I like using blackened annealed iron wire fot its variegated, matte colour. Probably inspired by the fact that it is also a type of wire traditionally used in luffarslöjd/trådtjack, wirework made by bums in the early 20th century (they picked up surplus wire to work with, thus avoiding be arrested for vagrancy).

Above is an exemple of a creation I made after being given a bead challenge to make a picture frame. For it I used 0,7 mm iron wire and West-african flower beads made from recycled glass. The beads are very uneven, but very pretty. I had never done a frame using wire before so there are many things that could be done in a different way, but I still like it.

In the same challenge I also got to make a pen holder. Using the same 0,7 mm wire, I made this twined basket that remind me a bit of the baskets we used to pick potatoes in as kids working at our grandparents' farm. Not that it was decorated with flowers and leaves, but the sparse twisted wire is more or less the same. To make a dense bottom, stopping the pens and pencils from going through it, I used vaxed linen cord.

Then, in a word challenge, I got the word gooseberries. As soon as I got it I thought of my strangely coloured cat's eye beads -- and barbed wire. As gooseberry bushes only mean one thing to me: thorns!

Growing up in the countryside on a small farm, we still used the old-fashioned ways sometimes. This included using barbed wire instead of electric fences every summer when a couple of grandpa's heifers were grazing on our lands. We now have tonnes of that springy, errant wire in storage. It is difficult to work with, especially seeing I couldn't anneal it, but having held and pulled barbed wire since I was a toddler I was experienced enough to wrap it without being scratched more than once.

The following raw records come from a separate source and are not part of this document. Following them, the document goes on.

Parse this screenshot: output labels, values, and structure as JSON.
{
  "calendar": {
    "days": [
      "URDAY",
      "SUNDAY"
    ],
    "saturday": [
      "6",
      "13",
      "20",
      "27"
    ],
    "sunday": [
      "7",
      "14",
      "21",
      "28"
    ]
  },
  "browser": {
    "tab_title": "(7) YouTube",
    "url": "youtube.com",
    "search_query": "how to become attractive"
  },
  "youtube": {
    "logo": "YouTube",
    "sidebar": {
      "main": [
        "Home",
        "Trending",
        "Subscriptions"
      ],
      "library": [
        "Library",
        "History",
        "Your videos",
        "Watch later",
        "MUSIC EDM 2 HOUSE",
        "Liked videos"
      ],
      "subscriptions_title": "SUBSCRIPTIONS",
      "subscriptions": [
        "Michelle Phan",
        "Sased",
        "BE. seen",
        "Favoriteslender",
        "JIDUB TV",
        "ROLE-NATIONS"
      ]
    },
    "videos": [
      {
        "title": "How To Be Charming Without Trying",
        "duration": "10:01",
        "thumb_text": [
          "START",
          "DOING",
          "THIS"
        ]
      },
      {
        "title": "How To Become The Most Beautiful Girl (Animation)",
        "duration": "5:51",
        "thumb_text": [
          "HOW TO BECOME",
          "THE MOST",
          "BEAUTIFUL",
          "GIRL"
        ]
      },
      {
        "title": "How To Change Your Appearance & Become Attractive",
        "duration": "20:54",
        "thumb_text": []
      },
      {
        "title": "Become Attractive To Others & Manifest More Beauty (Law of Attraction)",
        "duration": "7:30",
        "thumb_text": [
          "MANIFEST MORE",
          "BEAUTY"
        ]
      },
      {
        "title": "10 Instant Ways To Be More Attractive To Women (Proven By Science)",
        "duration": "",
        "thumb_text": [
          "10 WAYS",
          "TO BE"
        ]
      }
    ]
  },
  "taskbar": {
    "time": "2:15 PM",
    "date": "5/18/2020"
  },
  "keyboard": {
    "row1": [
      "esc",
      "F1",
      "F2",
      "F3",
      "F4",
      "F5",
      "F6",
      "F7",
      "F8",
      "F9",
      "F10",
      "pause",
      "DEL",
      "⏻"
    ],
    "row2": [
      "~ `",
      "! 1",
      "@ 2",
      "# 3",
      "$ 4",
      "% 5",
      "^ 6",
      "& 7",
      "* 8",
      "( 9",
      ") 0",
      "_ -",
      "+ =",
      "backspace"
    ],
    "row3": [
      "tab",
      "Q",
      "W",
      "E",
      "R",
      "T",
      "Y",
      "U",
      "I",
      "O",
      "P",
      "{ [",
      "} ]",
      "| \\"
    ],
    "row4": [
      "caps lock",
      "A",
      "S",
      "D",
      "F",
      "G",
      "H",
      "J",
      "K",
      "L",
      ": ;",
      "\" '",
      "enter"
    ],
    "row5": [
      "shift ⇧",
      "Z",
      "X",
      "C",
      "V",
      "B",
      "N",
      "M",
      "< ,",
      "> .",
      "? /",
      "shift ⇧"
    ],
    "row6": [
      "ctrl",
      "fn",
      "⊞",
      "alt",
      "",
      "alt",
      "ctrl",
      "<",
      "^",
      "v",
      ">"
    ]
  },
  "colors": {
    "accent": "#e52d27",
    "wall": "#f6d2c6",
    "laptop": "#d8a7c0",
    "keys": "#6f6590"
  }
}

I only had a few cat's eye beads so I decided to make it autumnal, the last gooseberries for the season left on a near defoliated bush. I attached the berries and leaves using handmade iron wire headpins, stringed onto more wire, which I twisted together making a short vine. As you can see, the vine is separate from the thorny barbed-wire wreath.

Of cause I also make jewellery using this wire. More about that some other time.